CholesterolHeartDisease

How then did the mistaken view come about, that “high” cholesterol makes for heart disease?

Just as with blood pressure: Through misinterpretation of statistical data, in particular making the mistake of treating correlation as causation, taking symptoms as the actual cause of illness, and failing to take certain variables into account when looking for correlations.

All this and more was set out in great detail a dozen years ago by Uffe Ravnskov (for what it’s worth, he had earned both an M.D. and Ph.D.) in The Cholesterol Myths: Exposing the Fallacy that Saturated Fat and Cholesterol Cause Heart Disease (New Trends Publishing, 2000). There is a great deal of pertinent information at Ravsnkov’s website. Nearly a hundred doctors and scientists  endorse his heretical views about cholesterol. A comprehensive and critical review of Ravnskov’s book  finds its main points to be sound: “Despite its flaws, The Cholesterol Myths is a very important book. It convincingly demonstrates that there is something seriously wrong with the mainstream theory of heart disease. It . . . makes a compelling case against the use of cholesterol-lowering drugs”. Ravnskov has also discussed in detail  what the causes of heart disease might be.

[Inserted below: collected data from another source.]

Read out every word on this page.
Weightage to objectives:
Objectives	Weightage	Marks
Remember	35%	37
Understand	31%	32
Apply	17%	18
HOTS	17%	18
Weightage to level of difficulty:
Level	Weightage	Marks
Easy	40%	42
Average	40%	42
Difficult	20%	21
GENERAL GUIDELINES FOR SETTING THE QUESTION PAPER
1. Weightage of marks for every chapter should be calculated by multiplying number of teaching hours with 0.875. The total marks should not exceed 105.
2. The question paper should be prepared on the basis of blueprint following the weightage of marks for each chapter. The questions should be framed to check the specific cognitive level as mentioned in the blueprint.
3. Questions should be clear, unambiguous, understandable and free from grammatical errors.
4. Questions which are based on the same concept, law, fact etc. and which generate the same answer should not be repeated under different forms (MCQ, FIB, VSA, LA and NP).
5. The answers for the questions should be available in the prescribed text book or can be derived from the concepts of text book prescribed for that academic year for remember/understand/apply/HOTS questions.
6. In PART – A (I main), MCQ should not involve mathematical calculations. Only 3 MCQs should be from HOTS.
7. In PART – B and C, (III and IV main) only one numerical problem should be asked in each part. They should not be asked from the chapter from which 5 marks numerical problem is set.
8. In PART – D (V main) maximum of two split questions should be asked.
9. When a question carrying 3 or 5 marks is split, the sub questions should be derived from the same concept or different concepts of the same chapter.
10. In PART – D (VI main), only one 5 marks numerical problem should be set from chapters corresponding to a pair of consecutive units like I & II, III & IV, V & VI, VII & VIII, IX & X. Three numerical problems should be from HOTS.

Graphs like the one shown above can be misleading. Lack of correlation across whole national populations may hide quite different relationships in smaller groups. To determine whether cholesterol levels actually correlate with heart disease, one ought to eliminate all other variables; for instance one might look at males of a certain age and ethnicity with similar lifestyles including diets — individuals who differ only in cholesterol level. Such studies are impossible, because the number of possibly influential variables is too great, but this train of thought shows that one should gather information from as many different studies with different groups as possible. Here are a couple that concur in finding “high” cholesterol innocent.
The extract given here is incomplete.